In this post, Pepijn Al (University of Western Ontario) discusses his recent article in Journal of Applied Philosophy on trust and responsibility in human relationships with AI and its developers.
Chances are high that you are using AI systems on a daily basis. Maybe you have watched a series that Netflix recommended to you. Or used Google Maps to navigate. Even the Editor I used for this blogpost is AI-powered. If you are like me, you might do this without knowing exactly how these systems work. So, could it be that we have started to trust the AI systems we use? As I argue in a recent article, I think this would be the wrong conclusion to, because trust has a specific function which is absent in human-AI interactions.
Trust signals a dependency. It says: “I’m counting on you.” For trustworthy people, this trust is an (extra) reason to act – although not necessarily a decisive reason. In a society where trustworthiness is promoted and the untrustworthy are blamed, the question: “can I trust you to do this?” adds extra force to a request. Trust does not carry the same force when directed to an AI. The AI does not respond to this trust in the way humans can. Therefore, we cannot and should not trust AI. This may seem like philosophical nitpicking but understanding the function of trust and to which relationships it is applicable will help us to understand who is responsible when AI systems fail.
What is the function of trust?
In her illuminating work on trustworthiness, Karen Jones relates the function of trust to our dependency on others. Many of the things we want to achieve require the help of others. This makes us vulnerable. An unexpected action of someone else could ruin our plans, with potentially far-reaching consequences.
This does not mean that we should just take a leap and hope for the best. As Jones points out, unlike the weather or our cars, people can respond to the expectations in others. Trust makes use of this ability. When we trust a friend to keep a secret, we do not merely predict or hope that they will not tell it. A trustworthy friend will keep our secret because we trust them. So, when we trust we expect someone to be responsive to our trust and being responsive is a precondition for trustworthiness. The interaction between trust and trustworthiness helps us to decrease our vulnerability caused by our dependency.
We do not find a similar role of trust in relationships with objects, such as cars and AI systems. When we rely on our car to not break down during a trip, this expectation itself will not reduce the risk of our car breaking down. Current AI systems are like cars in this respect: trusting them does not change the way in which they act. The YouTube algorithm will not give better recommendations because we trust it. This means that it would be incorrect to think of human-AI relationships as trust relationships. Instead, we are merely relying on AI.
Trusting institutions and animals
Does this imply that we can only trust humans? That would be problematic, as we often put our trust in non-human entities, such as the justice system or our pets.

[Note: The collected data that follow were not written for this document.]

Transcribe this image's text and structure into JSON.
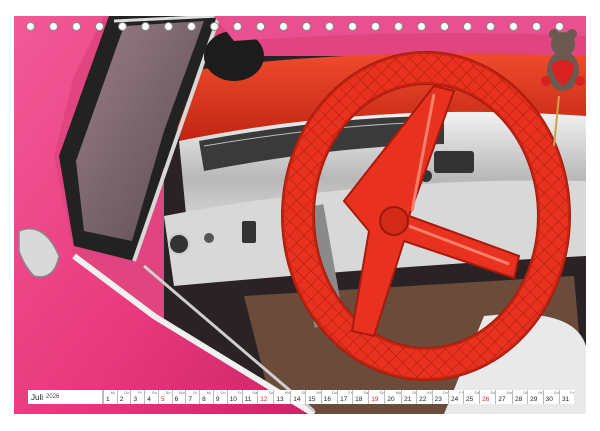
{
  "calendar": {
    "month": "Juli",
    "year": "2026",
    "days": [
      {
        "n": "1",
        "wd": "Mi",
        "red": false
      },
      {
        "n": "2",
        "wd": "Do",
        "red": false
      },
      {
        "n": "3",
        "wd": "Fr",
        "red": false
      },
      {
        "n": "4",
        "wd": "Sa",
        "red": false
      },
      {
        "n": "5",
        "wd": "So",
        "red": true
      },
      {
        "n": "6",
        "wd": "Mo",
        "red": false
      },
      {
        "n": "7",
        "wd": "Di",
        "red": false
      },
      {
        "n": "8",
        "wd": "Mi",
        "red": false
      },
      {
        "n": "9",
        "wd": "Do",
        "red": false
      },
      {
        "n": "10",
        "wd": "Fr",
        "red": false
      },
      {
        "n": "11",
        "wd": "Sa",
        "red": false
      },
      {
        "n": "12",
        "wd": "So",
        "red": true
      },
      {
        "n": "13",
        "wd": "Mo",
        "red": false
      },
      {
        "n": "14",
        "wd": "Di",
        "red": false
      },
      {
        "n": "15",
        "wd": "Mi",
        "red": false
      },
      {
        "n": "16",
        "wd": "Do",
        "red": false
      },
      {
        "n": "17",
        "wd": "Fr",
        "red": false
      },
      {
        "n": "18",
        "wd": "Sa",
        "red": false
      },
      {
        "n": "19",
        "wd": "So",
        "red": true
      },
      {
        "n": "20",
        "wd": "Mo",
        "red": false
      },
      {
        "n": "21",
        "wd": "Di",
        "red": false
      },
      {
        "n": "22",
        "wd": "Mi",
        "red": false
      },
      {
        "n": "23",
        "wd": "Do",
        "red": false
      },
      {
        "n": "24",
        "wd": "Fr",
        "red": false
      },
      {
        "n": "25",
        "wd": "Sa",
        "red": false
      },
      {
        "n": "26",
        "wd": "So",
        "red": true
      },
      {
        "n": "27",
        "wd": "Mo",
        "red": false
      },
      {
        "n": "28",
        "wd": "Di",
        "red": false
      },
      {
        "n": "29",
        "wd": "Mi",
        "red": false
      },
      {
        "n": "30",
        "wd": "Do",
        "red": false
      },
      {
        "n": "31",
        "wd": "Fr",
        "red": false
      }
    ]
  },
  "colors": {
    "car_pink": "#e8377c",
    "wheel_red": "#e8321f",
    "dash_chrome": "#c9c9c9",
    "sunday_red": "#d2232a"
  },
  "photo": {
    "subject": [
      "red-steering-wheel",
      "pink-car-body",
      "chrome-dashboard",
      "teddy-bear-ornament"
    ]
  }
}
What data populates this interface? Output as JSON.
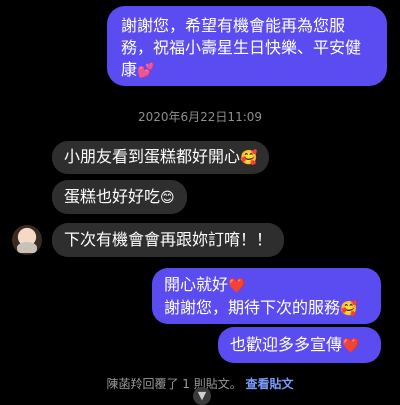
{
  "messages": {
    "sent_1": {
      "text": "謝謝您，希望有機會能再為您服務，祝福小壽星生日快樂、平安健康",
      "emoji": "💕"
    },
    "timestamp": "2020年6月22日11:09",
    "received": [
      {
        "text": "小朋友看到蛋糕都好開心",
        "emoji": "🥰"
      },
      {
        "text": "蛋糕也好好吃",
        "emoji": "😊"
      },
      {
        "text": "下次有機會會再跟妳訂唷！！",
        "emoji": ""
      }
    ],
    "sent_2": {
      "line1": "開心就好",
      "line1_emoji": "❤️",
      "line2": "謝謝您，期待下次的服務",
      "line2_emoji": "🥰"
    },
    "sent_3": {
      "text": "也歡迎多多宣傳",
      "emoji": "❤️"
    }
  },
  "footer": {
    "text": "陳菡羚回覆了 1 則貼文。",
    "link": "查看貼文"
  },
  "icons": {
    "avatar": "user-avatar",
    "scroll": "arrow-down-icon"
  },
  "colors": {
    "sent_bubble": "#5b4cf2",
    "received_bubble": "#2e2e2e",
    "link": "#7a9cff"
  }
}
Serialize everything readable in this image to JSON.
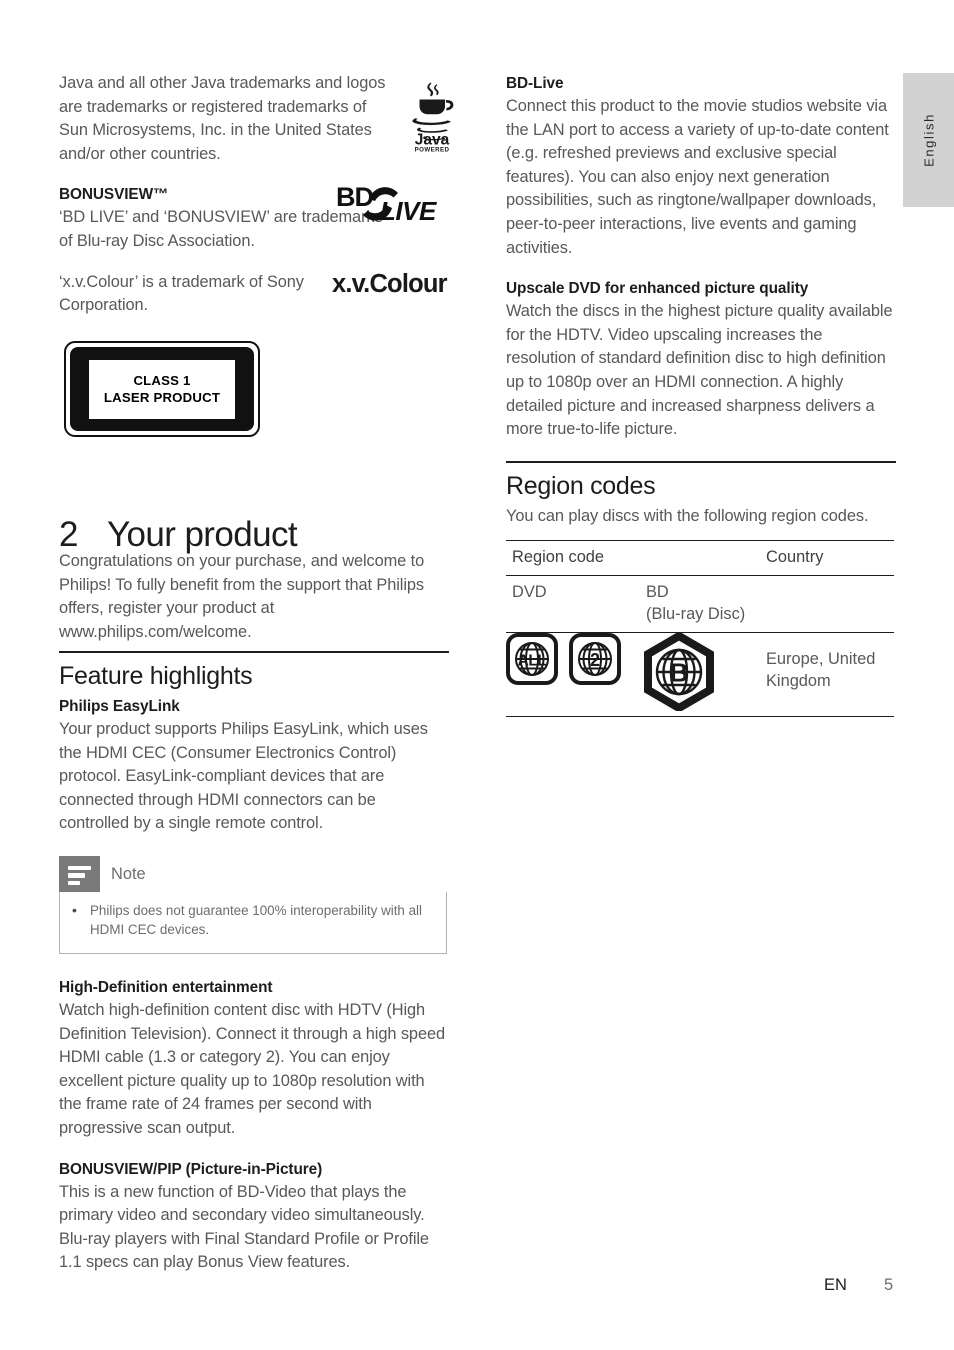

Fortunately, it turns out that trust in animals or institutions is like trust in people. In both cases, trust signals an expectation to which we expect a trustworthy institution or animal to respond. Institutions and animals need to be responsive to be trustworthy. A hospital, for example, cannot be trustworthy if the people in it are indifferent to the trust placed in them, even if this hospital delivers perfect care. Similarly, for a dog to be trustworthy, they must be responsive to the trust put in them. Without such responsiveness, the behavior of dogs would not differ from a parrot that talks on command, which we would not want to call trust. Thus, even for animals and institutions, trust requires responsiveness.
Who is responsible?
Understanding that human-AI relationships are not based on trust but on reliance is important, because it also tells us something about who can be held responsible. When someone we trusted lets us down, we hold them responsible and often blame them for the consequences. When your friend does not keep a secret, we feel betrayed and blame them. This reaction is not appropriate for AI. It does not make sense to blame Google Maps for betraying your trust when it sends you in the wrong direction (even though you might want to), because you would be blaming the system for something it is not able to do. And while holding a friend responsible might make them act differently, blame will not have any effect on how Maps navigates your routes in the future.
Instead of trusting and blaming AI systems, we should trust developers of AI and the institutions and people that make use of these algorithms. The developers and users are the ones who can and (when our trust is reasonable) should be moved by our trust. They are also the ones that should be held responsible when this trust is betrayed. Trusting them and holding them responsible will also have more impact, because it can affect their behavior.
What does this mean for using AI?
Does this mean that we should not depend on AI? No, it does not. AI systems can be immensely helpful, and it would be unwise to reject the use of AI systems because we cannot trust them. But it is important to understand that our relationships to the developers and users of AI is different from our relationship to the AI itself. The latter we rely on, the former we trust and should be held responsible.